Adam Badawi has a really interesting new paper out, which I recommend highly:
Here's the abstract:
Economists have long attributed the existence of firms to their ability to exercise authority through a hierarchy. Superiors can command subordinates through fiat and, in so doing, avoid the negotiation and haggling costs that come with the use of contracts. Yet the body that wields ultimate authority in the firm, the board of directors, exercises relatively little of its plenary authority to run the corporation. Boards typically make only a handful of decisions, they meet only a few times a year, and many directors have a full-time job doing something else. This Article asks why boards put such sharp limits on their day-to-day involvement with the companies they control when the exercise of authority is so central to the existence of firms.

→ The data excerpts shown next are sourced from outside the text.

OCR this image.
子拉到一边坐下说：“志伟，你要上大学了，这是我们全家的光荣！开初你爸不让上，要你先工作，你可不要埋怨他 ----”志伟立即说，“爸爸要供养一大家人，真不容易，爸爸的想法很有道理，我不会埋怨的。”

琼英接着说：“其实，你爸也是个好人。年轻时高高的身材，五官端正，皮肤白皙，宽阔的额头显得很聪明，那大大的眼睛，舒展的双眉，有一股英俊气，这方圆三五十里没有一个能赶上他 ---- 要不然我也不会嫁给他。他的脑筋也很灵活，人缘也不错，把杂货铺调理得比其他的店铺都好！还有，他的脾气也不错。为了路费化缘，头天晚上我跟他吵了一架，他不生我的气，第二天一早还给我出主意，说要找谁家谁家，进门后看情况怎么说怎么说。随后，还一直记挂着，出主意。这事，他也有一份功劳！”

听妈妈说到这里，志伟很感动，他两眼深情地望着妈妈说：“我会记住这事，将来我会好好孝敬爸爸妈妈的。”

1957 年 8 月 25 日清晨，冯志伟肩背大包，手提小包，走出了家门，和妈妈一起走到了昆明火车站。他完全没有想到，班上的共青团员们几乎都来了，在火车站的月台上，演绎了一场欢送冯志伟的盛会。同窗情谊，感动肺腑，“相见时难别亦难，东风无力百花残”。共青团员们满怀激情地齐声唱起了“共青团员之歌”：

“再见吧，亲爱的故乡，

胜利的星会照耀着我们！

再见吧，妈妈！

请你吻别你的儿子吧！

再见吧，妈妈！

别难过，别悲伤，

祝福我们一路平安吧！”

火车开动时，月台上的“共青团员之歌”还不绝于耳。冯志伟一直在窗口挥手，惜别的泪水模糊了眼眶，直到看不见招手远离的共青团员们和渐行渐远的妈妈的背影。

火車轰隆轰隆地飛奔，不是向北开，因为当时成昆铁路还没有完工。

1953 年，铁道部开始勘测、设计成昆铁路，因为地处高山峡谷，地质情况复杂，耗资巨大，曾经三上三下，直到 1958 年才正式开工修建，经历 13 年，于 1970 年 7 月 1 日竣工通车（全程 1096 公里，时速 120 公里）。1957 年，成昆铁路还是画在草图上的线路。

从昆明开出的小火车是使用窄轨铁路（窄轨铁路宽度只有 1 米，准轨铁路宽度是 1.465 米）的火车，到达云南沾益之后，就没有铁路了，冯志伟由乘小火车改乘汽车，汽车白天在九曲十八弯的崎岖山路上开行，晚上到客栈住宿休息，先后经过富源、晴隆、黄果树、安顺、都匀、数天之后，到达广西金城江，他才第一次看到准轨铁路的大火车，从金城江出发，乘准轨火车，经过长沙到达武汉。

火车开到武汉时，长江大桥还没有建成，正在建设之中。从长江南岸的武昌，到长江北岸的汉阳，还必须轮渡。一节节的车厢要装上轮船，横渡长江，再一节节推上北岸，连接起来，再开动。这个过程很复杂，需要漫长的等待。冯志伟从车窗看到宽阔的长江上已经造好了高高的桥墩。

To answer this question, this Article draws on recent developments in the theory of the firm. This work examines how firms are likely to allocate authority among different constituencies, and it identifies the dangers associated with intrafirm lobbying. If the people who care most about a decision do not have the power to make that decision, they may exert substantial effort trying to influence those choices. This Article argues that this intrafirm dynamic can help to explain why boards circumscribe their authority. If directors try to exert too much authority, managers may spend too much of their time trying to influence the board rather than devoting effort to more productive tasks. This theory suggests that the scope of authority the board exercises will depend, in part, on a tradeoff between the minimization of agency costs and lobbying costs. This Article argues that this conception of the board’s role helps to understand why the movement to make boards more independent has not been a uniform success and why corporate law takes a unique approach to the regulation of agency costs.